Asm.js: The JavaScript Compile Target

  • Where everyone seems to be focused on performance, it strikes me that performance is just the flip side of efficiency, and that asm.js might be a great way to stretch battery life on mobile. Will asm.js web pages run with less power than traditional JS? Also I suspect this can help with the sluggish performance of mobile browsers in general.

  • This is the first I've heard of Portable Native Client (PNaCl), which sounds very interesting.

    I think ASM is a great idea for "hacking", but the thing that doesn't make a lot of sense to me, is that you're usually only going to bother compiling to ASM for things which need the performance. The idea that they'll "still work" in non-optimized browsers doesn't seem too convincing -- games would probably be unplayable, and you'd see messages saying "This game only supports Firefox" etc.

    And I don't see there being that many things written in C, etc., that one would want to port to the web, that aren't particularly processor-intensive.

    Presumably PNaCl would be close to native code speed, a big improvement over ASM. And it seems like what's needed is cross-platform fast execution -- not backwards compatibility with JavaScript that will still run, but run much more slowly.

    But nevertheless, it's super-interesting watching what's going on with ASM.

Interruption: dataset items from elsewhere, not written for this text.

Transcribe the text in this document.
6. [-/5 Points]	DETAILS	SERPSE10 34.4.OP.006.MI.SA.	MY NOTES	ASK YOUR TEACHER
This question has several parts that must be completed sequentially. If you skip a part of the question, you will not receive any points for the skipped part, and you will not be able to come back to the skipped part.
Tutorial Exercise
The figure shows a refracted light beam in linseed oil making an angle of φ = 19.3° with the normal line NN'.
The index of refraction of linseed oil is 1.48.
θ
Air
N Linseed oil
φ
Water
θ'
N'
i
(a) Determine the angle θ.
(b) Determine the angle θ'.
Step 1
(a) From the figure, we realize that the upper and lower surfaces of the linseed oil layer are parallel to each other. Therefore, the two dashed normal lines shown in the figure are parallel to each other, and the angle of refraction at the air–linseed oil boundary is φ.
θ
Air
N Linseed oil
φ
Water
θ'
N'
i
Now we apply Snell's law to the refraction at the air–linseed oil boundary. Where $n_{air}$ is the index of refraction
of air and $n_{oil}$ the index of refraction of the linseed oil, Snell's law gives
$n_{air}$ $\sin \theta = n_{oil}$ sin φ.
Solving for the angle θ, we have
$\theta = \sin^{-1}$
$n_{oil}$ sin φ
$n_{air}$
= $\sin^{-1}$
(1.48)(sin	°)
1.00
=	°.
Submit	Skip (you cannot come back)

  • This post is fundamental to understand the ins and outs of Asm.js this was really helpful. It deserves its summary to make it even more understandable! http://tldr.io/tldrs/515c59e49ac882db1600010b/asm-js-the-jav...

    Asm.js's support should make sense for Chrome OS no?

  • Unimpressed by the "Unreal" demo. Just a simple scene flyover, no dynamic lights or scenario, characters, particle effects etc. etc. I bet one can put together a demo of similar quality with vanilla JS and WebGL.

  • John Resig's blog posts never fail to impress.

    The bit comparing Asm.js to Google's Native Client is interesting.

  • I think it's really great of a man who has some very high stakes in traditional Javascript to be so open to Asm.js; I fully expected to read some passive-aggressive dismissal.

  • Does anyone know how hard it would be to port an h264 decoder to asm.js? If it worked, it could be used to shim h264 support into Firefox.

  • In theory, would it be possible to take an ActiveX or NPAPI plugin and compile it down to asm.js-compatible javascript?

  • As a node developer, I'm curious to know what if anything asm.js can do for node? Maybe I'm misunderstanding something, but wouldn't asm.js allow basically all of node's core to be written in JavaScript itself, rather than in C/++? I think that would be a tremendous advantage, but maybe I'm missing part of the picture...

  • I'm surprised the list of Emscripten projects does not contain a linear algebra library. Is that because all the common matrix transforms can already be offloaded to native browser APIs?

    https://github.com/kripken/emscripten/wiki

  • Why are C/C++ so much faster than JIT'ed Javascript? Can't a subset of Javascript be converted to ASM.js JS that'll run around the same speed? loops, arrays, conditional statements, etc. Why does Javascript have to be so much slower?

  • Here's how to think of it. Right now, JavaScript is the best compiler target on the web. It's far from perfect, but it works. Asm.js makes it a better compiler target.

  • Wow, Mozilla is making a really big marketing push for asm.js.